Ok, to begin with your last statement, I can't see the difficulty there. Yes, since $i = j$, then $S_i = S_j$. Therefore, $S_j(1 − S_i) = S_i − S_i^2 = S_j − S_j^2$.
If you are asking on why keeping the different $i$ and $j$ indices for the first case, when it'd be more clear to have just one, e.g. $S_i(1 − S_i)$, well... authors.

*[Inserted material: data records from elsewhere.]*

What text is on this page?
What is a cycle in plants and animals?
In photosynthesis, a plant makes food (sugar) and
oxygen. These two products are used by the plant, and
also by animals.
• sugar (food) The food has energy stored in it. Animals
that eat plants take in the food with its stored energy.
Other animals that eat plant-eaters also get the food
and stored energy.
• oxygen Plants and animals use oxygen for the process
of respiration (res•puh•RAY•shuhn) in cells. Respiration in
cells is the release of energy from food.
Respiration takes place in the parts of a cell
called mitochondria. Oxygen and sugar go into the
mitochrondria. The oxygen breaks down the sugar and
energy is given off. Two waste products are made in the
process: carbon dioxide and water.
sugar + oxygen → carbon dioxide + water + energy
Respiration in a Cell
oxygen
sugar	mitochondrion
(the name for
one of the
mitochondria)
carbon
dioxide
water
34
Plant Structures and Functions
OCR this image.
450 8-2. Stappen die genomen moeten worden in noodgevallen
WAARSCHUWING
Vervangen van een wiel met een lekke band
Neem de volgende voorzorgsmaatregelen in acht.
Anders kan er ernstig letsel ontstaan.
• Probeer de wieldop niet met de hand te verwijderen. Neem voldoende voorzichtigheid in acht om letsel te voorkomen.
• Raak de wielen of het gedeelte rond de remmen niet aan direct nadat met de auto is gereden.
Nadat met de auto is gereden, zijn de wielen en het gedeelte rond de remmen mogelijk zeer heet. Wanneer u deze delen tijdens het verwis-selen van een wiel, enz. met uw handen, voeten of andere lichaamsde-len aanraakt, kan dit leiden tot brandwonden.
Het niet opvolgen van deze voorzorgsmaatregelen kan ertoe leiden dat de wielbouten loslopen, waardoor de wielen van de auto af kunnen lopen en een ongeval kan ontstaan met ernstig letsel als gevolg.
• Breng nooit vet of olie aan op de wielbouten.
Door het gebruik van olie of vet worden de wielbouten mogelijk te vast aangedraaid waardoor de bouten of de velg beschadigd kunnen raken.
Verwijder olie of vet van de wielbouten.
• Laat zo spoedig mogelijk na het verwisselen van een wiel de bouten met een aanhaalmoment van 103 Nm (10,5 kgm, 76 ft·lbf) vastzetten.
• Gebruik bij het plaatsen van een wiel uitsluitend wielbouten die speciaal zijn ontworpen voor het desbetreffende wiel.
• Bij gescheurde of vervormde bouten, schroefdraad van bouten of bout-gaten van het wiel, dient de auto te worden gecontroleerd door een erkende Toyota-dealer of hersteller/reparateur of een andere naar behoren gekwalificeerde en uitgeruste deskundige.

As to why we have these expressions, recall the definition of softmax:
$$S_i(\mathbf z) = \frac{e^{z_i}}{\sum_k{e^{z_k}}}$$
By taking the derivative with respect to the $j$-th entry of vector $\mathbf z$, we get:
$$\partial_jS_i(\mathbf z) = \frac{\sum_k{e^{z_k}}\times\partial_je^{z_i} - e^{z_i}\times\partial_j\sum_k{e^{z_k}}}{(\sum_k{e^{z_k}})^2}$$
Now, we have two cases. First, $i \neq j$:
$$\partial_jS_i(\mathbf z) = \frac{\sum_k{e^{z_k}}\times0 - e^{z_i}\times e^{z_j}}{(\sum_k{e^{z_k}})^2} = - \left(\frac{e^{z_i}}{\sum_k{e^{z_k}}}\right) \left(\frac{e^{z_j}}{\sum_k{e^{z_k}}}\right)$$
Which is equal to $-S_iS_j$.
For $i = j$, we get:
$$\partial_iS_i(\mathbf z) = \frac{\sum_k{e^{z_k}}\times e^{z_i} - e^{z_i}\times e^{z_i}}{(\sum_k{e^{z_k}})^2} = \left(\frac{e^{z_i}}{\sum_k{e^{z_k}}}\right) \left( \frac{\sum_k{e^{z_k}} - e^{z_i}}{\sum_k{e^{z_k}}} \right)$$
Which, after dividing and replacing, becomes $S_i(1 − S_i)$.